Le mot circule chez les économistes : « IAflation ». L'idée ? Que la course mondiale à l'intelligence artificielle, en faisant flamber les besoins en électricité, en puces et en infrastructures, pourrait nourrir une nouvelle poussée des prix — comme l'avait fait, en 2022, le choc énergétique. Une hypothèse sérieuse, mais que ses propres tenants présentent avec prudence.
Une demande d'énergie qui s'envole
Les centres de données sont d'immenses consommateurs d'électricité, et l'IA accélère leur appétit. L'Agence internationale de l'énergie souligne que la demande mondiale d'électricité a connu en 2024 sa plus forte hausse depuis des années, les data centers y prenant une part croissante. Aux États-Unis comme ailleurs, les réseaux doivent absorber ces nouveaux besoins, ce qui peut tendre localement les prix de l'énergie — alors même que, globalement, les tarifs de gros ont plutôt reflué en 2024.
Composants et infrastructures sous tension
La pression se voit surtout sur les intrants industriels. La ruée vers les puces d'IA et la mémoire haute performance a fait grimper les prix des processeurs graphiques et de la RAM — un phénomène que nous documentions récemment. À cela s'ajoute la demande de foncier industriel, de transformateurs et de systèmes de refroidissement pour bâtir ou moderniser les data centers. Autant de coûts qui, en amont, peuvent se diffuser dans l'économie.
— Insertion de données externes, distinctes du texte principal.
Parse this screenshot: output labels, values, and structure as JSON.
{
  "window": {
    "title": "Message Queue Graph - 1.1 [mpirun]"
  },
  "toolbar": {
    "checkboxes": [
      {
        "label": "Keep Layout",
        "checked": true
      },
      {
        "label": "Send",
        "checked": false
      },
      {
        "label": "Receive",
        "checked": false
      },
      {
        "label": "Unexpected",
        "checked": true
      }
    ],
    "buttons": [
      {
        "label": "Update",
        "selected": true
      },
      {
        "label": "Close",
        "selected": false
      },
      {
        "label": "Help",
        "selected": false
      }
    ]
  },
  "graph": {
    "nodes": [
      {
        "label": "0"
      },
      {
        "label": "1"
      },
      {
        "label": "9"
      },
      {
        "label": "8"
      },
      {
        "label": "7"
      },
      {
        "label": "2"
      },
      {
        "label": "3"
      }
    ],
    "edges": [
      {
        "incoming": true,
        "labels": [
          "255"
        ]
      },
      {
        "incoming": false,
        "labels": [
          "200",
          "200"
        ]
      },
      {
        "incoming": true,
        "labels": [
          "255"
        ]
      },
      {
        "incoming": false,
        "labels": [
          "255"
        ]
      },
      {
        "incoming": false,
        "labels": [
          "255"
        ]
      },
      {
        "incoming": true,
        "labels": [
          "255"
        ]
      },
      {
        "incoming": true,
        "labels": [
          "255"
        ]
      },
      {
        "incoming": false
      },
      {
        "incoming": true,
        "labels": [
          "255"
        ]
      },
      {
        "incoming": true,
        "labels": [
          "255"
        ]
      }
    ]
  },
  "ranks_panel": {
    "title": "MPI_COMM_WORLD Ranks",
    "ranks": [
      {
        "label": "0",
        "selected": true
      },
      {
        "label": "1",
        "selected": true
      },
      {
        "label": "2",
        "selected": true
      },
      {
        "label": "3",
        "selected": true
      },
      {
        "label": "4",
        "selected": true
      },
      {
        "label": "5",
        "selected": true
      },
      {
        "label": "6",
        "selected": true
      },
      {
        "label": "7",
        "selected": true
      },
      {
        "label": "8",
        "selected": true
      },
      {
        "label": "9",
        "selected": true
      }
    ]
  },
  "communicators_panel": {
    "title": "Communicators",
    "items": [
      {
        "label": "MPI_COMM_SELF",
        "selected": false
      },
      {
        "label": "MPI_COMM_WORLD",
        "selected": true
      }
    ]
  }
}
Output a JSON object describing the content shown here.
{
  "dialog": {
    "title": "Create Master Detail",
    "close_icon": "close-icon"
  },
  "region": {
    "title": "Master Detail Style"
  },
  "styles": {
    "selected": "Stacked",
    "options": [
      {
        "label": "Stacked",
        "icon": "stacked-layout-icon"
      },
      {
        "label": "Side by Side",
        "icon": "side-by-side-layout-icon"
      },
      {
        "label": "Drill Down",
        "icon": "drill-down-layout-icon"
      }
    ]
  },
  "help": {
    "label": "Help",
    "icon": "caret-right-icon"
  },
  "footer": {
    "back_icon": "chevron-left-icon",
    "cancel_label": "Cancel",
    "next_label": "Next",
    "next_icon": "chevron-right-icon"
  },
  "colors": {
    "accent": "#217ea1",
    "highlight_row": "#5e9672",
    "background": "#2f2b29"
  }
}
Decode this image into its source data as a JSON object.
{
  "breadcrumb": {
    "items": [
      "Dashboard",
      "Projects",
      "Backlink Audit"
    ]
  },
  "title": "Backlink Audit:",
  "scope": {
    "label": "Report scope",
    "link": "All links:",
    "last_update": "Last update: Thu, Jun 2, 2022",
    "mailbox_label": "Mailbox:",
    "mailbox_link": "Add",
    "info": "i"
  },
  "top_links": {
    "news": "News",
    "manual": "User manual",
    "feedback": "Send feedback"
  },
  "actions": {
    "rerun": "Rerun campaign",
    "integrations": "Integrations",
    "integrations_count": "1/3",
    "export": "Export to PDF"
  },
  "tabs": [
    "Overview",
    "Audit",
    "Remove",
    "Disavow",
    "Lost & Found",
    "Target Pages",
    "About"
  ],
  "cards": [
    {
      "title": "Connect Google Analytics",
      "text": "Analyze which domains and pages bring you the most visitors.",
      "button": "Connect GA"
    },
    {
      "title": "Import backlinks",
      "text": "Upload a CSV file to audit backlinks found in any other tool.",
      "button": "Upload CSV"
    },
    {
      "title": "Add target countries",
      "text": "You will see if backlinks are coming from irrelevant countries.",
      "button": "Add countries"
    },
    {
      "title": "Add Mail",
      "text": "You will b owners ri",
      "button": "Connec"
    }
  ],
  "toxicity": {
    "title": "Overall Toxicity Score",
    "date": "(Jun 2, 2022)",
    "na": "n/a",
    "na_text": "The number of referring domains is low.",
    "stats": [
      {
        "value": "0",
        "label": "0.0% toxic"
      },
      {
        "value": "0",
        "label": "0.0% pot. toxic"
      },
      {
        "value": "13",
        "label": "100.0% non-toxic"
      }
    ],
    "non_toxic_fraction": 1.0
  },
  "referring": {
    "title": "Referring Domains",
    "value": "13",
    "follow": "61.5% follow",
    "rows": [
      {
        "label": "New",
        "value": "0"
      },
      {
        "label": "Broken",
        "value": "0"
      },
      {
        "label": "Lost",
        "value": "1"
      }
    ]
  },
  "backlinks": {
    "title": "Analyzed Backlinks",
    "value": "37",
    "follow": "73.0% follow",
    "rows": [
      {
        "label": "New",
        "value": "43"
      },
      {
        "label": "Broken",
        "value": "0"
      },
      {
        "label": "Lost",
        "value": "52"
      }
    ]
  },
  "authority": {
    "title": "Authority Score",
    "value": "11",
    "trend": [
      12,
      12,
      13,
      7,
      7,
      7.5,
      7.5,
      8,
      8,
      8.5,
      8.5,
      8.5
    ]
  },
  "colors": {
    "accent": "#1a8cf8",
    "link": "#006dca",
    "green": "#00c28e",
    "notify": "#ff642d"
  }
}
Le contre-argument : l'IA, force de désinflation
Mais l'histoire des grandes vagues technologiques invite à nuancer. À terme, l'IA est censée accroître la productivité — produire plus avec autant de moyens —, ce qui pèse à la baisse sur les prix. Des travaux de recherche (notamment au NBER) documentent déjà des gains de productivité concrets dans certains métiers. Comme l'internet dans les années 1990, l'IA pourrait ainsi enchaîner une phase d'investissements massifs (et de tensions) avant que les effets bénéfiques sur l'offre ne l'emportent.
Ce qui est constaté, ce qui est débattu
Distinguons l'établi du supposé. Constaté : l'explosion des investissements des géants tech, la pression sur l'électricité et la pénurie de composants. Débattu : l'ampleur réelle de l'effet inflationniste, sa diffusion aux prix à la consommation, et le calendrier auquel les gains de productivité le compenseront. L'« IAflation » reste donc une grille de lecture, pas un verdict — mais une raison de plus, pour les banques centrales, de garder l'œil sur leurs thermomètres.